Module 3 Flashcards
What are the 5 main types of tasks performed with text?
classification
clustering
sentiment analysis
conversation simulation
text generation
What is sentiment analysis?
Process of identifying the subjective information about an object from the text
How can we perform classification or clustering on raw texts?
Tokenization
Stop-word removal
Stemming
Text normalization
Define tokenization
A token is a unit of processing text e.g. sentences, words. So tokenization is the process of converting a text corpus into a set of tokens (segments). It is a useful unit for linguistic processing.
What are stop words?
Stop words include and, you, is, at, the, in, and a. In particular, articles, prepositions, conjunctions, and sometime pronouns.
What is stemming?
Process of cutting the end or beginning of the word to convert it into its original root.
What is a widely used text-normalization method?
Term frequency/inverse document frequency which is a vector space, representations-based normalization. It evaluates how important the word is to the document. TF measures the frequency of a term in a document and IDF measures how rarely the term appears in the document.
What does bag of words do?
This method treats the tokenized document as a list of words and does not care about their position in the sentence. It then transforms the tokens into a list of words and their frequency. Useful in text clustering algorithms
What does N-grams do?
Similar to bag of words but it separates words based on their adjacent words so it takes the positioning of words into account. N refers to how many words it captures, usually 2 or 3 will do
What does part of speech tagging do?
A method that explains and annotates the particular roles played by words in a sentence
What is an example of a word embedding algorithm?
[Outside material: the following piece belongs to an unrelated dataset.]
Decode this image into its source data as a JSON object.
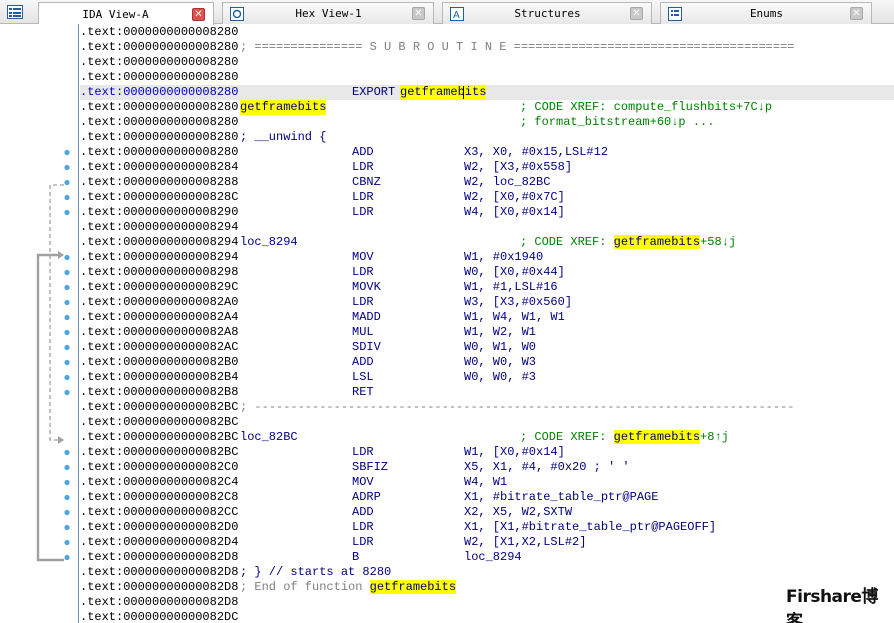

Word2Vec. It identifies the role of the word based on its context. It uses a neural network and converts the given corpus into a vector of words. It establishes an accurate association between words by converting the words into vectors and using the Euclidean distance
What two major tasks does Word2Vec perform?
using a context to predict words to that context, i.e., Continuous bag-of-Words (CBOW) or using the word to predict the context (skip-gram)
What is lemmitization?
Similar to stemming but it also considers the role of the word in the sentence as well.
What are the downsides of bag of words and n-grams
Bag of words fails to capture the structure of a sentence and n-grams is inefficient in terms of resource use
What is sentiment analysis and the three types of info that are required to automatically be identified?
opinion mining; the process that automatically enables machines to understand opinion.
The three types of info are:
- Polarity (pos/neg)
- Subject (topic being discussed)
- Opinion Holder (who is expressing opinion)